Where do you start? First, set aside thirty minutes to an hour each day for personal growth. Find the same location if possible—at the office or at home— and dedicate a certain time for pursuing this goal. You might like to get up a little earlier in the morning or do it on your lunch hour, or perhaps it would be more convenient right before bedtime. The time and place don’t matter—the important thing is that you stick to it. As I mentioned before, I would encourage you to find the optimum part of the day for your best work. Perhaps you’re like me and find that the morning hours are the best time of your day.
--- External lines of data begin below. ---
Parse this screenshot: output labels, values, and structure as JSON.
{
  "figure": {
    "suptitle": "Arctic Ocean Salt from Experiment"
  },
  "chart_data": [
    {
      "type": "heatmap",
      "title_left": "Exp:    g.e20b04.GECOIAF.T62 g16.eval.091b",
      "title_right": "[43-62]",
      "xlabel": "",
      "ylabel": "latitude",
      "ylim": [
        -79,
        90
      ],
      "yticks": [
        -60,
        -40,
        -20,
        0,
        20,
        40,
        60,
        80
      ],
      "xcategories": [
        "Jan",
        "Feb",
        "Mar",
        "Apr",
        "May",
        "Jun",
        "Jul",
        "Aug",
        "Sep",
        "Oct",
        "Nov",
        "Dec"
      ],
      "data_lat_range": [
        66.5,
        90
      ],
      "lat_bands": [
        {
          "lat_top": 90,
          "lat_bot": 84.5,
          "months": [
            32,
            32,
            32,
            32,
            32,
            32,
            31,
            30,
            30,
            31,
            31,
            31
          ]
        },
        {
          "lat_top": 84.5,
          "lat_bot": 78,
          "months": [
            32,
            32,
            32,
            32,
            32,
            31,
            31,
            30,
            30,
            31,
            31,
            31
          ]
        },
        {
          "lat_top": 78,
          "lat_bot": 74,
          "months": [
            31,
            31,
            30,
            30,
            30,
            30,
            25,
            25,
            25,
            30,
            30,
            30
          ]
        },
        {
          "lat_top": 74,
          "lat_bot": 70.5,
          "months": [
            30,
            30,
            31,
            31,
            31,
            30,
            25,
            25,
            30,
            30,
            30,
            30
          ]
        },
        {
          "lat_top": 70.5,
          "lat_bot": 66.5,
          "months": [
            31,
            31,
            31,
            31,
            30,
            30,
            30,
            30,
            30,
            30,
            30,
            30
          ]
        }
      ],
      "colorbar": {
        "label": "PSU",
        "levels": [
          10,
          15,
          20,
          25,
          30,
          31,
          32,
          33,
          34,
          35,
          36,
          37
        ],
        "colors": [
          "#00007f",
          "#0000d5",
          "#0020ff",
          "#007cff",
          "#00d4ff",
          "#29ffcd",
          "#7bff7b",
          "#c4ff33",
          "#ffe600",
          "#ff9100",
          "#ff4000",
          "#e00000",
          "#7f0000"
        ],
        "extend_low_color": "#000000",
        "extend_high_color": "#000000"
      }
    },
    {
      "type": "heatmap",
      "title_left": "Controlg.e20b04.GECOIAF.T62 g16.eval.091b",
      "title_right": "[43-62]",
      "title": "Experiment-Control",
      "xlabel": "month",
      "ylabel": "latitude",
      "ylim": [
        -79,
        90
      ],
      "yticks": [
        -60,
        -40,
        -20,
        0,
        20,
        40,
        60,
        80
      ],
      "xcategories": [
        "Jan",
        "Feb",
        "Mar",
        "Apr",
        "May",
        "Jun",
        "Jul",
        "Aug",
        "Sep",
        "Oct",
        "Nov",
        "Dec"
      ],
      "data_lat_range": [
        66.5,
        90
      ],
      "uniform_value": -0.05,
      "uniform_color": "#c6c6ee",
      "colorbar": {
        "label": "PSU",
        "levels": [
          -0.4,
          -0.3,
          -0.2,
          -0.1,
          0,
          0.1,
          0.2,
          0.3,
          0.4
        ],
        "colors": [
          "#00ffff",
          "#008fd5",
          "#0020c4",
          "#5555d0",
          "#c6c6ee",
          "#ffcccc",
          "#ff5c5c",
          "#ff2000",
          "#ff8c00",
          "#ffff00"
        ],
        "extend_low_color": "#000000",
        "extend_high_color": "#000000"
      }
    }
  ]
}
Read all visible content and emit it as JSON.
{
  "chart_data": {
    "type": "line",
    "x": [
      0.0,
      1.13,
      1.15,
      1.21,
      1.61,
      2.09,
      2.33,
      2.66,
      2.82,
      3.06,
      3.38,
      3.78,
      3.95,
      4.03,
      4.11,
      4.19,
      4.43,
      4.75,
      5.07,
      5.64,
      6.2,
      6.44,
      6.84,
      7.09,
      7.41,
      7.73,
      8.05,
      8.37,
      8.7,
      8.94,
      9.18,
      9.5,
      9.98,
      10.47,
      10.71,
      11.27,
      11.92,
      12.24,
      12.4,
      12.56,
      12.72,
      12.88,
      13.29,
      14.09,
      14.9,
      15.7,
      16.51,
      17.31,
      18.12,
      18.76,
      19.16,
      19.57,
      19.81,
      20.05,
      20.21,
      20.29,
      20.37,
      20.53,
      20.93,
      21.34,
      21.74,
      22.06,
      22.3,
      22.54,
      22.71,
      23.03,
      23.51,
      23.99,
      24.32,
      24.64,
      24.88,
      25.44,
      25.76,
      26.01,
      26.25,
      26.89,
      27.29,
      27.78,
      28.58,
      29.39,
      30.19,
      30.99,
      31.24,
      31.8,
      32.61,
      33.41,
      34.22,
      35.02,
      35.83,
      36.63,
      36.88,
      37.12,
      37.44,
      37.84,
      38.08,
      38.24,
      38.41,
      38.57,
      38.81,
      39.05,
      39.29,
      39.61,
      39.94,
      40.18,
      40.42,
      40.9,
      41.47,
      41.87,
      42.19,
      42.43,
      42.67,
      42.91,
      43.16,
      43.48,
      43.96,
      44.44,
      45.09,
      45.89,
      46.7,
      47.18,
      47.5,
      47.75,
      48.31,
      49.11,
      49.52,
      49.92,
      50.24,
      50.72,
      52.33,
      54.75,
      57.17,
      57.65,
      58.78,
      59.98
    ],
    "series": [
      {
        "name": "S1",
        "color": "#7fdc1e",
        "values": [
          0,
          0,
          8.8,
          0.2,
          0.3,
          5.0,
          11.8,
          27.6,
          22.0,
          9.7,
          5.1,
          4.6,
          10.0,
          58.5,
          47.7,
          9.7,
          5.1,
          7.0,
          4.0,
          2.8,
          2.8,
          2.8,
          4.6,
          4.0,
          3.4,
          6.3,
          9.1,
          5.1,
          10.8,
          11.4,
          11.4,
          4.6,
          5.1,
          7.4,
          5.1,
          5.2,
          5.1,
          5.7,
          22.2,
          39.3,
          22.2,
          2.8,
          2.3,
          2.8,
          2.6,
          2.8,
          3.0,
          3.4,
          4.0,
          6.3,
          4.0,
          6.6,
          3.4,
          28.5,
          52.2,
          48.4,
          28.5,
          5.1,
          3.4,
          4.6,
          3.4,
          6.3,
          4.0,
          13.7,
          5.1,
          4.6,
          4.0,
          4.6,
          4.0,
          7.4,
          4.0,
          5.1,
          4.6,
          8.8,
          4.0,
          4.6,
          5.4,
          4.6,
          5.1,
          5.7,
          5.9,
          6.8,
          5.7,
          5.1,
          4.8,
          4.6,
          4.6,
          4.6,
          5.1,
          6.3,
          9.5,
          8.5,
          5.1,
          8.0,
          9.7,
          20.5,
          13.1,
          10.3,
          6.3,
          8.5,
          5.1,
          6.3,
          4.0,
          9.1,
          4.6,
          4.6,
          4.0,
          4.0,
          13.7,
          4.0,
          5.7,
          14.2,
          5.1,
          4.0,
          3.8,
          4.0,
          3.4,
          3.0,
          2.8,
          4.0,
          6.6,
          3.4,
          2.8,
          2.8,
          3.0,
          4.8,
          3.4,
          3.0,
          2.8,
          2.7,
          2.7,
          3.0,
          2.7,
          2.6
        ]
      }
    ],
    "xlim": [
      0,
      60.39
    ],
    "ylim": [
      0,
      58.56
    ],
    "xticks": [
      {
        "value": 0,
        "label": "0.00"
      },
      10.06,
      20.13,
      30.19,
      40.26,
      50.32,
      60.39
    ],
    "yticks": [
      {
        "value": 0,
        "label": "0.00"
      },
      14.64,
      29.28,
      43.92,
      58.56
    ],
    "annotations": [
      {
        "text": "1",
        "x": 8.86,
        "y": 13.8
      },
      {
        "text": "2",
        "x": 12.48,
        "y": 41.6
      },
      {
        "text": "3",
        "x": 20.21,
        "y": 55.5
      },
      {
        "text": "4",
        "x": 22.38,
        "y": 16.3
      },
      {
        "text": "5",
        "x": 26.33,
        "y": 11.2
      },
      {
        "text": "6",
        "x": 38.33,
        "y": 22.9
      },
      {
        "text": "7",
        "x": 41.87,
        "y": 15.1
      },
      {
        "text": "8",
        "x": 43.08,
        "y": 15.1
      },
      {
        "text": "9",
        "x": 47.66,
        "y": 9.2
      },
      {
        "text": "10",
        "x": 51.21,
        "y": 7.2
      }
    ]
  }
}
Other people are afternoon people, and some prefer “rock star hours” late at night.
I pursue growth at two levels: the business level and the leadership level. At the business level, I make it a point to stay up-to-date with my particular industry. You don’t have to know everything that goes on in your business, but keeping a working knowledge of the latest breakthroughs, news, and information is vital. To accomplish this, I keep a stack of trade magazines and publications next to my desk. Whenever I have any time to myself—in a doctor’s waiting room, on a plane, in a hotel, or waiting for an appointment, I’ll pick up a magazine and go through it. This isn’t in-depth reading, and it has more to do with “skimming” to look for trends, new ideas, and news. A well-designed RSS strategy is powerful as well. RSS allows you to scan multiple news sources, magazines, and blogs in a remarkably short time. In my case, I set up multiple RSS feeds on different subjects, so I can easily scan the latest information based on different areas of interest.
At the leadership level, I focus on publications and information that help me understand the bigger-picture issues, like vision, spirituality, motivation, and the greater business landscape. All of these ideas are poured into my online blog at philcooke.com.
This is also the fuel for my public speaking. Whether I’m conducting a small workshop or speaking at a major corporate event or conference, the time I spend at the leadership level of growth is a critical part of that preparation.